By William C. Mann, Associated Press, 09/13/99

ASHINGTON - GOP presidential contender Patrick J. Buchanan said yesterday that he might quit the Republican race and campaign for the Reform Party's nomination.

''The door really is wide open,'' Buchanan said. ''We are very close to making that decision.''

The Reform Party's Jesse Ventura, the Minnesota governor, has discounted suggestions for weeks that the party should nominate Buchanan for president.

Ventura has said the party founded by Ross Perot is based on conservative economic principles, not Buchanan's social conservatism on abortion and other issues.

The Capitol Hill newspaper The Hill published an interview Friday in which the governor ruled out ''a retread from another campaign or another party'' as the Reform Party's candidate.

But Buchanan, appearing on NBC's ''Meet the Press,'' said his sister and campaign adviser, Bay Buchanan, is talking to people in the Reform Party for him.

''We are taking a hard look at leaving the Republican nomination run and running for the Reform Party nomination,'' Buchanan said. ''The decision has not been made yet ... but I tell you honestly we are leaning in that direction right now.''

A telephone call to the party chairman-elect, Jack Gargan of Cedar Key, Fla., went unanswered yesterday.

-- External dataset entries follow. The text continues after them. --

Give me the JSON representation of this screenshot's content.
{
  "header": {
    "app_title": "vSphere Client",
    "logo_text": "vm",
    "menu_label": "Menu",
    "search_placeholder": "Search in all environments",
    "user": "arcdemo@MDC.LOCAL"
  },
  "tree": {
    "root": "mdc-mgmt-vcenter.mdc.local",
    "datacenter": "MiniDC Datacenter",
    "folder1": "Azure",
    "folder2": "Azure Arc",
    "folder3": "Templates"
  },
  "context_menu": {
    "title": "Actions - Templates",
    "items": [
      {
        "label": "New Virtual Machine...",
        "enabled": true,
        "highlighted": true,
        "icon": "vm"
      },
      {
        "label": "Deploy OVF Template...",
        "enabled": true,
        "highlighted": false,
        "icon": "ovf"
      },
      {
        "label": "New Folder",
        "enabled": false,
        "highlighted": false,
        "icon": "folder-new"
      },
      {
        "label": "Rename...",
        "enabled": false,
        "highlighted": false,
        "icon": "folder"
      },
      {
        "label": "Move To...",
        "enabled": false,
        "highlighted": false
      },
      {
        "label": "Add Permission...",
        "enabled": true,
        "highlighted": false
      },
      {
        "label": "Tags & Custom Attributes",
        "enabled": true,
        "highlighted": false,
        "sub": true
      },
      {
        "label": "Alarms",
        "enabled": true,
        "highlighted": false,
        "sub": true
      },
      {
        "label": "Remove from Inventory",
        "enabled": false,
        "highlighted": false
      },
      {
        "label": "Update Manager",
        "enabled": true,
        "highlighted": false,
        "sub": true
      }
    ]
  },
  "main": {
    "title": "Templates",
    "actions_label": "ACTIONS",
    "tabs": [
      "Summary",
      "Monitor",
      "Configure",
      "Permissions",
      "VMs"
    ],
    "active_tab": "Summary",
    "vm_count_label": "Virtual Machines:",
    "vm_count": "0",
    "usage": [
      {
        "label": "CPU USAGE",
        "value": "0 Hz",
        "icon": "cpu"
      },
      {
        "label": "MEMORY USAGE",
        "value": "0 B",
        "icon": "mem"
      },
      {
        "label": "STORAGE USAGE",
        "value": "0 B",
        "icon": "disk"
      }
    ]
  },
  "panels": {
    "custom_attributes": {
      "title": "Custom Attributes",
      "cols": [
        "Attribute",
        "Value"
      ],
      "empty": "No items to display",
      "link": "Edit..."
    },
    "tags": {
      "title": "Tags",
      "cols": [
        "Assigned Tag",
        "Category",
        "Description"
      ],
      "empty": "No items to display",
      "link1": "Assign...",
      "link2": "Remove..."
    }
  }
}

Buchanan said he is being swayed by the belief that ''my party at the national level has become a Xerox copy basically of the Democratic Party. ... I think what we have is a one-party system in Washington that is masquerading as a two-party system, and I think what we need is a real opposition party.''

The idea of a third-party candidacy by Buchanan is making the Republican front-runner, Texas Governor George W. Bush, nervous, Time magazine reported in its issue on newsstands today.